Current status – Had a hearing in the House Committee on Environment & Energy January 23rd. Replaced by a substitute and passed out of committee February 16th. Referred to Appropriations, had a hearing there on February 21st, and passed out of committee February 21st. Referred to Rules. Returned to the House Committee on Environment and Energy for the 2024 Session.
Next step would be – Action by the committee.
Legislative tracking page for the bill.

Comments –
See also HB1166.

Summary –
The bill would require municipal governments in the most populated areas of the state, which operate under the NPDES Phase I stormwater permit, to monitor and report annually on the impact of urban heat island effects on the temperature of salmon-bearing waterbodies in their jurisdiction. Reports would have to include the amount of impervious surface and canopy coverage within the jurisdiction, as a percentage and overall, how those have changed since the issuance of the previous permit; the monthly median temperature of all waterbodies within the jurisdiction that have been designated as critical habitat for salmon, steelhead, or bull trout under the Endangered Species Act; how those have changed since the issuance of the previous permit; a narrative description of factors in addition to urban heat islands that may have had a measurable impact on those temperature in the report year; and a description of the Jurisdiction’s approach to reducing the impact of the urban heat island effect on its waterbodies.

Within three months after these annual report were submitted, Ecology would issue awards recognizing the jurisdictions whose work to address the urban heat island during the previous year best demonstrated innovation and achievement in a number of areas.
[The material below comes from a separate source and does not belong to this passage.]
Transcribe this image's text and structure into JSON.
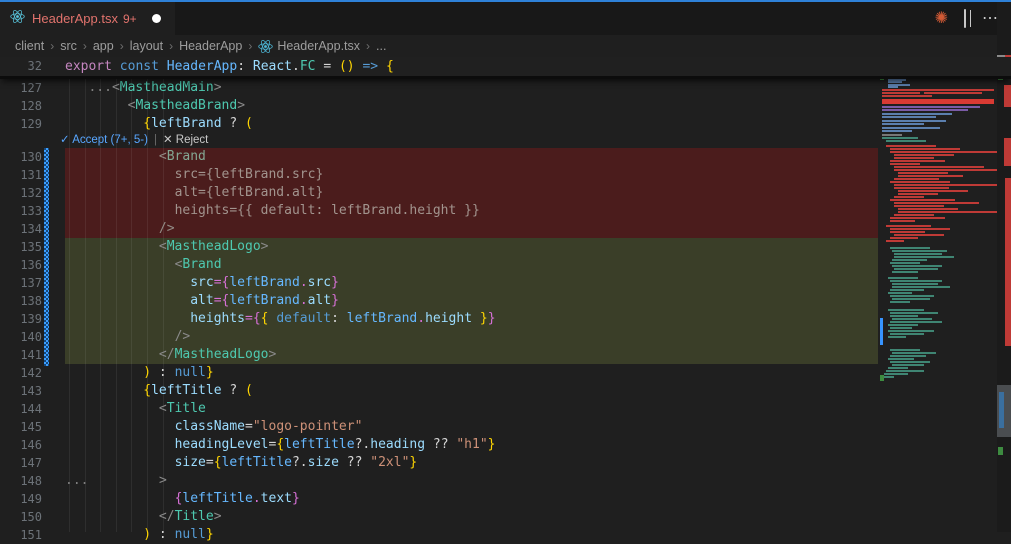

There would be:
(1) An award for innovative urban forest conservation and sustainability programs designed to reduce power loads during peak heat and cold weather events, and documenting greenhouse gas emissions reductions, reduced stormwater runoff, and water quality improvements as a result of new urban forestry design and implemented practices;
(2) An award for the most effective vertical garden installation, or programs that produce significant adoption of vertical gardens, with focus on stormwater capture and use and the reduction of greenhouse gas emissions due to reduced power demand;
(3) An award to recognize the innovative programs increasing the adoption of green roof technology, emphasizing stormwater runoff reductions, stormwater reuse, and local and sustainable fresh produce and fruit production in the most impacted areas of urban heat islands;
(4) An award for the newest and most innovative development of reflective roof technology, based on its effectiveness in reducing stormwater runoff temperature and reducing greenhouse gas emissions through lower energy usage;
(5) An award for the most innovative use of permeable pavement technology and its adoption in locations providing the most improvements in water quality needed to improve salmon habitat; and,
(6) An award for restoring streams from pipes and buried locations under the urban core to natural channels, restoring natural environments within urban canyons, and providing natural cooling and filtration of water within those streams.

Beginning in 2027, the Department, in consultation with Fish and Wildlife, could designate one or more jurisdictions as a “salmon-safe community” for that year, based on its achievements in reporting and monitoring complying with the letter and spirit of the bill; its objectively quantifiable progress in implementing the bill’s mitigation strategies  and its achievement of measurable gains toward salmon recovery in the waterbodies in its jurisdiction.

SB5464

SB5464 – Broadening access to the information and tools needed to repair digital electronic equipment. (Dead.)
Prime Sponsor – Senator Stanford (D; 1st District; Bothell) (Co-Sponsors Hasegawa, Nguyen, Keiser, and Conway – Ds)
Current status – Had a hearing in the Senate Committee on Environment, Energy & Technology January 31st. Still in committee by cutoff.
Next step would be – Dead bill.
Legislative tracking page for the bill.
HB1392 is a companion bill in the House.

Summary –
The bill  says it would require manufacturers of digital electronic equipment that is sold or used in the state, (and parts for it) to make any parts, tools, and documentation required for the diagnosis, maintenance, or repair of those available to any independent repair provider or owner, on fair and reasonable terms. (They could be available directly from the manufacturer or through an authorized repair provider.)  (However, a later section seems to limit this requirement to what’s available to authorized repair providers.) If equipment contained an electronic security lock or other security-related function, then any special parts, tools, and documentation needed to access and reset those when they were disabled during diagnosis, maintenance, or repair would need to be available.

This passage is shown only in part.